A common type of business litigation case in Delaware involves post-closing purchase price adjustments, a variation of often-litigated earn-out disputes. Many agreements for the sale of a business include a provision that appoints an independent accounting firm to resolve disputes regarding a determination post-closing of working capital as of the closing date, for example, which impacts the final purchase price. A well-reasoned and pithy analysis of this type of issue was featured in a recent decision by the Complex Commercial Litigation Division of the Delaware Superior Court in the matter styled LDC Parent, LLC v. Essential Utilities, Inc., C.A. No. N20C-08-127-MMJ-CCLD (Del. Super. Apr. 28, 2021).
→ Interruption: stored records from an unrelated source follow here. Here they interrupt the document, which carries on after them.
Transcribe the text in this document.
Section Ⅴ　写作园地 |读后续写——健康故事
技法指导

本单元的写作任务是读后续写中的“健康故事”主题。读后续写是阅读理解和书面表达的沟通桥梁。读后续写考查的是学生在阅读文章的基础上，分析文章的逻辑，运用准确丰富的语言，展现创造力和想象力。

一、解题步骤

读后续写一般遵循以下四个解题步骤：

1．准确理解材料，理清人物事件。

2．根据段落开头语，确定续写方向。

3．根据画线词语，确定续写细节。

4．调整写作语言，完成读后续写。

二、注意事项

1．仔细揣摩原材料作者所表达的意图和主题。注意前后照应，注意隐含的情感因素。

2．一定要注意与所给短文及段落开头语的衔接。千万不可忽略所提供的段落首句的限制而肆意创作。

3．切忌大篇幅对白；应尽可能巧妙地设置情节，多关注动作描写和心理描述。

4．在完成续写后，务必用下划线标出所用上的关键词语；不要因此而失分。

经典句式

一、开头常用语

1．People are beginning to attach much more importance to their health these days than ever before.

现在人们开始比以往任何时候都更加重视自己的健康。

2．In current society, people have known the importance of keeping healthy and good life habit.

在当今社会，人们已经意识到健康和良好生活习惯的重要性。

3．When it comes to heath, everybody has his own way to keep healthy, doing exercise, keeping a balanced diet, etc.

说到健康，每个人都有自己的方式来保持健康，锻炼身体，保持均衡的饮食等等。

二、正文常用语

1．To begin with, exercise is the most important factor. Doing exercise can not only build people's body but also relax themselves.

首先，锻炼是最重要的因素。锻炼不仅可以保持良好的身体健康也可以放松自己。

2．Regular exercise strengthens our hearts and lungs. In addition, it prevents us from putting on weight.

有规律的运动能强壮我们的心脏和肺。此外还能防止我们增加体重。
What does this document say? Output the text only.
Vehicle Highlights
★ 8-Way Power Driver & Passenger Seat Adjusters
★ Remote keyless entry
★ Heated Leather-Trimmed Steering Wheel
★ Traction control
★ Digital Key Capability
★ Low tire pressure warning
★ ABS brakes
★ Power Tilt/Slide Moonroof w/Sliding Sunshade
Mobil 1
This decision determined that the particular post-closing dispute involved was subject to the binding decision of an independent accountant. More specifically, the parties disagreed about whether a Capital Expenditure, defined in the agreement as actually paid or payable, was properly capitalized according to U.S. GAAP. The Court rejected the argument that the issue was one of contract interpretation that should be subject to judicial review–and agreed with the argument that the dispute was covered by a clause that made it fall within the scope of the independent accountant’s decision-making authority.
The Court also held that it was not necessary to decide at this point whether the accounting issue involved would result in the independent accountant serving as an expert or an arbitrator–though the opinion features many citations to Delaware opinions that have addressed that specific issue in the context of similar post-closing dispute clauses that provide for certain post-closing issues to be decided by an independent accountant.
This opinion should be kept handy in the toolbox of those who litigate post-closing price adjustment cases as well as those who draft such agreements.